Councilwoman Lynne Hubbard seconded the motion and one more vote would have made it a done deal; but then, councilwoman Dawn Pardo did not go along with the motion. 

She said more time was needed. 

“I don’t want this to be part of ‘City in Turmoil’,” Pardo said. 

But Pardo did join Hubbard and Davis in voting to change the requirements for city manager candidates. 

“It’s their agenda,” Riviera Beach resident Erika Davis said. “If they don’t get it one way they’ll get it another.”

Until now, Smith did not qualify for the position because government experience was required.  But now, Riviera Beach does not require any government experience to run the city.

Chairwoman KaShamba Miller-Anderson said she believes the push is on to get Smith the city manager’s job.

“It was a second way to get in the person who they were looking for,” said Miller-Anderson.

Council rejected Smith’s candidacy for the interim city manager position in November, hiring Karen Hoskins instead. Hoskins got 67 out of 80 points, Smith 46 out of 80.

During the interview process for the interim position, council members disclosed how they met the candidates.  Most said Smith emailed them, or they were introduced at a luncheon. 

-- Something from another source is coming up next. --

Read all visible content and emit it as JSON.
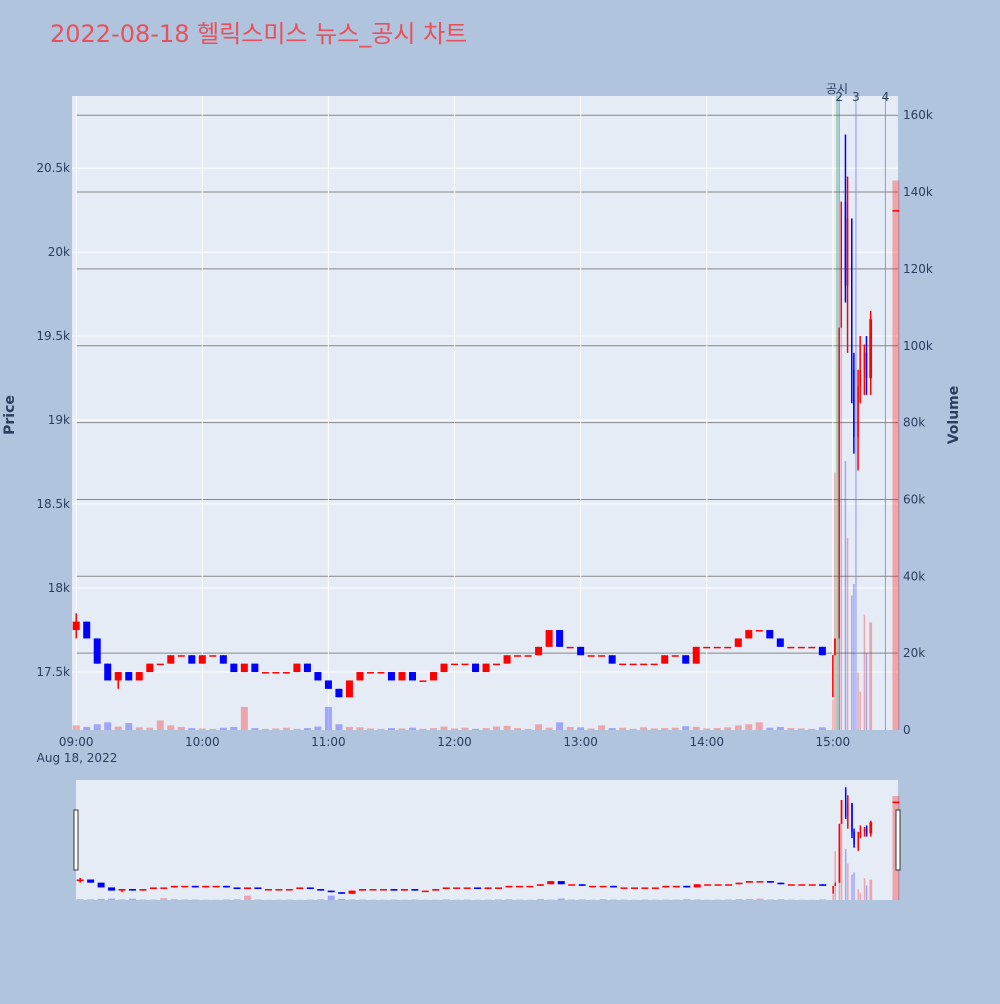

“I was at the luncheon as well,” Hubbard said. 

Contact 5 found Hubbard had signed two official documents for Smith in 2002, including Smith’s mortgage. 

Davis said in October that Smith had introduced herself via email. 

Contact 5 examined Davis’ city-issued cellphone records. The day after he motioned to fire Evans, there was an 8-minute phone call between Davis’s phone and the phone of Smith.  There were also two text messages sent between the two phones on Sept. 21. 

WPTV has asked for those and other text messages, which are public record. Since the request in November, WPTV has not received those messages.  WPTV has filed suit against the city of Riviera Beach to release those documents. 

Smith claims to be the CFO of a company that Contact 5 can find no record of.